The Portland Offense

John Hollinger explains how last year’s Trailblazers put together one of the best offenses in the league:

The Blazers succeeded with the unusual style that Nate McMillan imported from Seattle. His teams have a unique signature — they regularly rank among the league leaders in offensive efficiency and offensive rebound rate while simultaneously finishing among the league’s slowest-paced teams. Most people think of offensive juggernauts as wild run-and-gun outfits, but the Blazers succeeded with half-court execution and second shots much as McMillan’s outfits with the Sonics did.

Portland played the league’s second-slowest pace, averaging only 89.3 trips per side, and that both muted the players’ averages and obscured how devastating they were offensively. The Blazers were deadly efficient, averaging 110.3 points per 100 possessions — ranking second only to Phoenix in offensive efficiency. Despite a lack of brand-name players, they placed ahead of both the Lakers and Cleveland.
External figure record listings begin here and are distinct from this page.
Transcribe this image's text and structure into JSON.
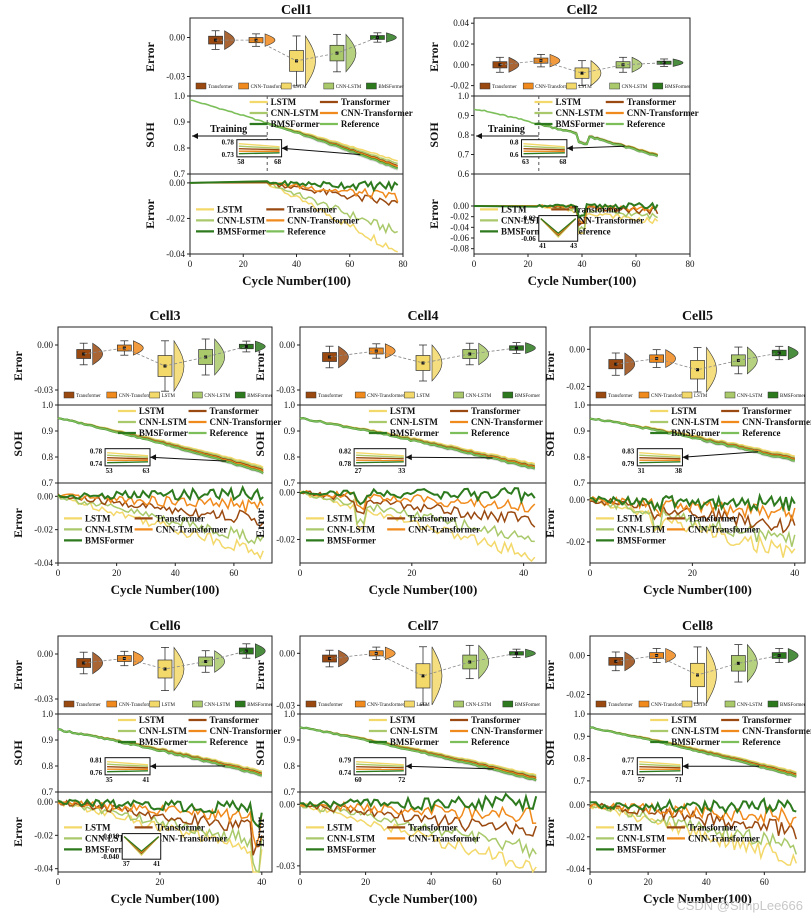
{
  "colors": {
    "Transformer": "#9a4a10",
    "CNN-Transformer": "#f08a1c",
    "LSTM": "#f3d86a",
    "CNN-LSTM": "#a9c96a",
    "BMSFormer": "#2d7a1e",
    "Reference": "#7cbf5a",
    "shade": "#c9c9c9"
  },
  "text": {
    "xlabel": "Cycle Number(100)",
    "soh_label": "SOH",
    "error_label": "Error",
    "training_label": "Training",
    "watermark": "CSDN @SimpLee666"
  },
  "chart_data": [
    {
      "type": "line",
      "title": "Cell1",
      "cell": 1,
      "x_max": 78,
      "xlim": [
        0,
        80
      ],
      "xticks": [
        0,
        20,
        40,
        60,
        80
      ],
      "train_end": 29,
      "soh": {
        "ylim": [
          0.7,
          1.0
        ],
        "yticks": [
          0.7,
          0.8,
          0.9,
          1.0
        ],
        "start": 0.985,
        "end": 0.72,
        "noise": 0.002,
        "dip": null,
        "offsets": {
          "LSTM": 0.03,
          "CNN-LSTM": 0.02,
          "Transformer": 0.012,
          "CNN-Transformer": 0.008,
          "BMSFormer": 0.001
        }
      },
      "err": {
        "ylim": [
          -0.04,
          0.005
        ],
        "yticks": [
          0.0,
          -0.02,
          -0.04
        ],
        "ends": {
          "LSTM": -0.038,
          "CNN-LSTM": -0.028,
          "Transformer": -0.012,
          "CNN-Transformer": -0.008,
          "BMSFormer": -0.002
        },
        "noise": 0.002,
        "spike": null,
        "legend_cols": 2,
        "has_ref": true
      },
      "box": {
        "ylim": [
          -0.045,
          0.015
        ],
        "yticks": [
          0.0,
          -0.03
        ],
        "medians": {
          "Transformer": -0.002,
          "CNN-Transformer": -0.002,
          "LSTM": -0.018,
          "CNN-LSTM": -0.012,
          "BMSFormer": 0.0
        },
        "spreads": {
          "Transformer": 0.006,
          "CNN-Transformer": 0.004,
          "LSTM": 0.016,
          "CNN-LSTM": 0.012,
          "BMSFormer": 0.003
        }
      },
      "inset": {
        "ylo": "0.73",
        "yhi": "0.78",
        "xlo": "58",
        "xhi": "68"
      }
    },
    {
      "type": "line",
      "title": "Cell2",
      "cell": 2,
      "x_max": 68,
      "xlim": [
        0,
        80
      ],
      "xticks": [
        0,
        20,
        40,
        60,
        80
      ],
      "train_end": 24,
      "soh": {
        "ylim": [
          0.6,
          1.0
        ],
        "yticks": [
          0.6,
          0.7,
          0.8,
          0.9,
          1.0
        ],
        "start": 0.935,
        "end": 0.69,
        "noise": 0.004,
        "dip": {
          "at": 40,
          "size": 0.04
        },
        "offsets": {
          "LSTM": 0.01,
          "CNN-LSTM": 0.008,
          "Transformer": 0.006,
          "CNN-Transformer": 0.004,
          "BMSFormer": 0.001
        }
      },
      "err": {
        "ylim": [
          -0.09,
          0.06
        ],
        "yticks": [
          0.0,
          -0.02,
          -0.04,
          -0.06,
          -0.08
        ],
        "ends": {
          "LSTM": -0.03,
          "CNN-LSTM": -0.02,
          "Transformer": -0.01,
          "CNN-Transformer": -0.006,
          "BMSFormer": 0.0
        },
        "noise": 0.004,
        "spike": {
          "at": 40,
          "size": -0.04
        },
        "legend_cols": 2,
        "has_ref": true
      },
      "box": {
        "ylim": [
          -0.03,
          0.045
        ],
        "yticks": [
          0.04,
          0.02,
          0.0,
          -0.02
        ],
        "medians": {
          "Transformer": 0.0,
          "CNN-Transformer": 0.004,
          "LSTM": -0.008,
          "CNN-LSTM": 0.0,
          "BMSFormer": 0.002
        },
        "spreads": {
          "Transformer": 0.006,
          "CNN-Transformer": 0.005,
          "LSTM": 0.01,
          "CNN-LSTM": 0.006,
          "BMSFormer": 0.003
        }
      },
      "inset": {
        "ylo": "0.6",
        "yhi": "0.8",
        "xlo": "63",
        "xhi": "68"
      },
      "err_inset": {
        "ylo": "-0.06",
        "yhi": "-0.02",
        "xlo": "41",
        "xhi": "43"
      }
    },
    {
      "type": "line",
      "title": "Cell3",
      "cell": 3,
      "x_max": 70,
      "xlim": [
        0,
        73
      ],
      "xticks": [
        0,
        20,
        40,
        60
      ],
      "train_end": null,
      "soh": {
        "ylim": [
          0.7,
          1.0
        ],
        "yticks": [
          0.7,
          0.8,
          0.9,
          1.0
        ],
        "start": 0.95,
        "end": 0.74,
        "noise": 0.002,
        "dip": null,
        "offsets": {
          "LSTM": 0.022,
          "CNN-LSTM": 0.016,
          "Transformer": 0.01,
          "CNN-Transformer": 0.006,
          "BMSFormer": 0.0
        }
      },
      "err": {
        "ylim": [
          -0.04,
          0.008
        ],
        "yticks": [
          0.0,
          -0.02,
          -0.04
        ],
        "ends": {
          "LSTM": -0.034,
          "CNN-LSTM": -0.026,
          "Transformer": -0.014,
          "CNN-Transformer": -0.006,
          "BMSFormer": 0.002
        },
        "noise": 0.003,
        "spike": null,
        "legend_cols": 2,
        "has_ref": false
      },
      "box": {
        "ylim": [
          -0.04,
          0.012
        ],
        "yticks": [
          0.0,
          -0.03
        ],
        "medians": {
          "Transformer": -0.006,
          "CNN-Transformer": -0.002,
          "LSTM": -0.014,
          "CNN-LSTM": -0.008,
          "BMSFormer": -0.001
        },
        "spreads": {
          "Transformer": 0.006,
          "CNN-Transformer": 0.004,
          "LSTM": 0.014,
          "CNN-LSTM": 0.01,
          "BMSFormer": 0.003
        }
      },
      "inset": {
        "ylo": "0.74",
        "yhi": "0.78",
        "xlo": "53",
        "xhi": "63"
      }
    },
    {
      "type": "line",
      "title": "Cell4",
      "cell": 4,
      "x_max": 42,
      "xlim": [
        0,
        44
      ],
      "xticks": [
        0,
        20,
        40
      ],
      "train_end": null,
      "soh": {
        "ylim": [
          0.7,
          1.0
        ],
        "yticks": [
          0.7,
          0.8,
          0.9,
          1.0
        ],
        "start": 0.95,
        "end": 0.755,
        "noise": 0.003,
        "dip": null,
        "offsets": {
          "LSTM": 0.018,
          "CNN-LSTM": 0.012,
          "Transformer": 0.008,
          "CNN-Transformer": 0.005,
          "BMSFormer": 0.0
        }
      },
      "err": {
        "ylim": [
          -0.03,
          0.004
        ],
        "yticks": [
          0.0,
          -0.02
        ],
        "ends": {
          "LSTM": -0.027,
          "CNN-LSTM": -0.02,
          "Transformer": -0.012,
          "CNN-Transformer": -0.006,
          "BMSFormer": -0.001
        },
        "noise": 0.002,
        "spike": {
          "at": 11,
          "size": -0.008
        },
        "legend_cols": 2,
        "has_ref": false
      },
      "box": {
        "ylim": [
          -0.04,
          0.012
        ],
        "yticks": [
          0.0,
          -0.03
        ],
        "medians": {
          "Transformer": -0.008,
          "CNN-Transformer": -0.004,
          "LSTM": -0.012,
          "CNN-LSTM": -0.006,
          "BMSFormer": -0.002
        },
        "spreads": {
          "Transformer": 0.006,
          "CNN-Transformer": 0.004,
          "LSTM": 0.01,
          "CNN-LSTM": 0.006,
          "BMSFormer": 0.003
        }
      },
      "inset": {
        "ylo": "0.78",
        "yhi": "0.82",
        "xlo": "27",
        "xhi": "33"
      }
    },
    {
      "type": "line",
      "title": "Cell5",
      "cell": 5,
      "x_max": 40,
      "xlim": [
        0,
        42
      ],
      "xticks": [
        0,
        20,
        40
      ],
      "train_end": null,
      "soh": {
        "ylim": [
          0.7,
          1.0
        ],
        "yticks": [
          0.7,
          0.8,
          0.9,
          1.0
        ],
        "start": 0.95,
        "end": 0.785,
        "noise": 0.003,
        "dip": null,
        "offsets": {
          "LSTM": 0.018,
          "CNN-LSTM": 0.012,
          "Transformer": 0.008,
          "CNN-Transformer": 0.005,
          "BMSFormer": 0.0
        }
      },
      "err": {
        "ylim": [
          -0.03,
          0.008
        ],
        "yticks": [
          0.0,
          -0.02
        ],
        "ends": {
          "LSTM": -0.026,
          "CNN-LSTM": -0.02,
          "Transformer": -0.012,
          "CNN-Transformer": -0.006,
          "BMSFormer": -0.002
        },
        "noise": 0.003,
        "spike": {
          "at": 13,
          "size": -0.006
        },
        "legend_cols": 2,
        "has_ref": false
      },
      "box": {
        "ylim": [
          -0.03,
          0.012
        ],
        "yticks": [
          0.0,
          -0.02
        ],
        "medians": {
          "Transformer": -0.008,
          "CNN-Transformer": -0.005,
          "LSTM": -0.011,
          "CNN-LSTM": -0.006,
          "BMSFormer": -0.002
        },
        "spreads": {
          "Transformer": 0.005,
          "CNN-Transformer": 0.004,
          "LSTM": 0.01,
          "CNN-LSTM": 0.006,
          "BMSFormer": 0.003
        }
      },
      "inset": {
        "ylo": "0.79",
        "yhi": "0.83",
        "xlo": "31",
        "xhi": "38"
      }
    },
    {
      "type": "line",
      "title": "Cell6",
      "cell": 6,
      "x_max": 40,
      "xlim": [
        0,
        42
      ],
      "xticks": [
        0,
        20,
        40
      ],
      "train_end": null,
      "soh": {
        "ylim": [
          0.7,
          1.0
        ],
        "yticks": [
          0.7,
          0.8,
          0.9,
          1.0
        ],
        "start": 0.94,
        "end": 0.765,
        "noise": 0.003,
        "dip": null,
        "offsets": {
          "LSTM": 0.016,
          "CNN-LSTM": 0.012,
          "Transformer": 0.008,
          "CNN-Transformer": 0.005,
          "BMSFormer": 0.0
        }
      },
      "err": {
        "ylim": [
          -0.042,
          0.006
        ],
        "yticks": [
          0.0,
          -0.02,
          -0.04
        ],
        "ends": {
          "LSTM": -0.03,
          "CNN-LSTM": -0.024,
          "Transformer": -0.016,
          "CNN-Transformer": -0.01,
          "BMSFormer": -0.004
        },
        "noise": 0.003,
        "spike": {
          "at": 39,
          "size": -0.02
        },
        "legend_cols": 2,
        "has_ref": false
      },
      "box": {
        "ylim": [
          -0.04,
          0.012
        ],
        "yticks": [
          0.0,
          -0.03
        ],
        "medians": {
          "Transformer": -0.006,
          "CNN-Transformer": -0.003,
          "LSTM": -0.01,
          "CNN-LSTM": -0.005,
          "BMSFormer": 0.002
        },
        "spreads": {
          "Transformer": 0.006,
          "CNN-Transformer": 0.004,
          "LSTM": 0.012,
          "CNN-LSTM": 0.006,
          "BMSFormer": 0.004
        }
      },
      "inset": {
        "ylo": "0.76",
        "yhi": "0.81",
        "xlo": "35",
        "xhi": "41"
      },
      "err_inset": {
        "ylo": "-0.040",
        "yhi": "-0.010",
        "xlo": "37",
        "xhi": "41"
      }
    },
    {
      "type": "line",
      "title": "Cell7",
      "cell": 7,
      "x_max": 72,
      "xlim": [
        0,
        75
      ],
      "xticks": [
        0,
        20,
        40,
        60
      ],
      "train_end": null,
      "soh": {
        "ylim": [
          0.7,
          1.0
        ],
        "yticks": [
          0.7,
          0.8,
          0.9,
          1.0
        ],
        "start": 0.95,
        "end": 0.745,
        "noise": 0.002,
        "dip": null,
        "offsets": {
          "LSTM": 0.02,
          "CNN-LSTM": 0.015,
          "Transformer": 0.01,
          "CNN-Transformer": 0.006,
          "BMSFormer": 0.0
        }
      },
      "err": {
        "ylim": [
          -0.033,
          0.006
        ],
        "yticks": [
          0.0,
          -0.03
        ],
        "ends": {
          "LSTM": -0.03,
          "CNN-LSTM": -0.022,
          "Transformer": -0.014,
          "CNN-Transformer": -0.006,
          "BMSFormer": 0.001
        },
        "noise": 0.003,
        "spike": null,
        "legend_cols": 2,
        "has_ref": false
      },
      "box": {
        "ylim": [
          -0.035,
          0.01
        ],
        "yticks": [
          0.0,
          -0.03
        ],
        "medians": {
          "Transformer": -0.003,
          "CNN-Transformer": 0.0,
          "LSTM": -0.013,
          "CNN-LSTM": -0.005,
          "BMSFormer": 0.0
        },
        "spreads": {
          "Transformer": 0.004,
          "CNN-Transformer": 0.003,
          "LSTM": 0.014,
          "CNN-LSTM": 0.008,
          "BMSFormer": 0.002
        }
      },
      "inset": {
        "ylo": "0.74",
        "yhi": "0.79",
        "xlo": "60",
        "xhi": "72"
      }
    },
    {
      "type": "line",
      "title": "Cell8",
      "cell": 8,
      "x_max": 71,
      "xlim": [
        0,
        74
      ],
      "xticks": [
        0,
        20,
        40,
        60
      ],
      "train_end": null,
      "soh": {
        "ylim": [
          0.65,
          1.0
        ],
        "yticks": [
          0.7,
          0.8,
          0.9,
          1.0
        ],
        "start": 0.94,
        "end": 0.72,
        "noise": 0.002,
        "dip": null,
        "offsets": {
          "LSTM": 0.02,
          "CNN-LSTM": 0.015,
          "Transformer": 0.01,
          "CNN-Transformer": 0.006,
          "BMSFormer": 0.0
        }
      },
      "err": {
        "ylim": [
          -0.042,
          0.008
        ],
        "yticks": [
          0.0,
          -0.02,
          -0.04
        ],
        "ends": {
          "LSTM": -0.034,
          "CNN-LSTM": -0.026,
          "Transformer": -0.016,
          "CNN-Transformer": -0.008,
          "BMSFormer": -0.002
        },
        "noise": 0.004,
        "spike": null,
        "legend_cols": 2,
        "has_ref": false
      },
      "box": {
        "ylim": [
          -0.03,
          0.01
        ],
        "yticks": [
          0.0,
          -0.02
        ],
        "medians": {
          "Transformer": -0.003,
          "CNN-Transformer": 0.0,
          "LSTM": -0.01,
          "CNN-LSTM": -0.004,
          "BMSFormer": 0.0
        },
        "spreads": {
          "Transformer": 0.004,
          "CNN-Transformer": 0.003,
          "LSTM": 0.012,
          "CNN-LSTM": 0.008,
          "BMSFormer": 0.003
        }
      },
      "inset": {
        "ylo": "0.71",
        "yhi": "0.77",
        "xlo": "57",
        "xhi": "71"
      }
    }
  ]
}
People tend not to believe that Portland had a great offense last year. This is in part because the slow pace led to low per game totals, but also because of the perception that they lack effective offensive players beyond Brandon Roy. This in turn stems in part from the quirk whereby people tend to think of put-backs and such as a kind of second-class scoring. The reality, however, is that grabbing offensive rebounds that lead to easy points is a way of putting points on the board that count toward the final tally. “Believe it or not,” Hollinger writes “they did it while barely shooting better than the league average.” But the minimized turnovers and maximized offensive rebounds and that got the job done.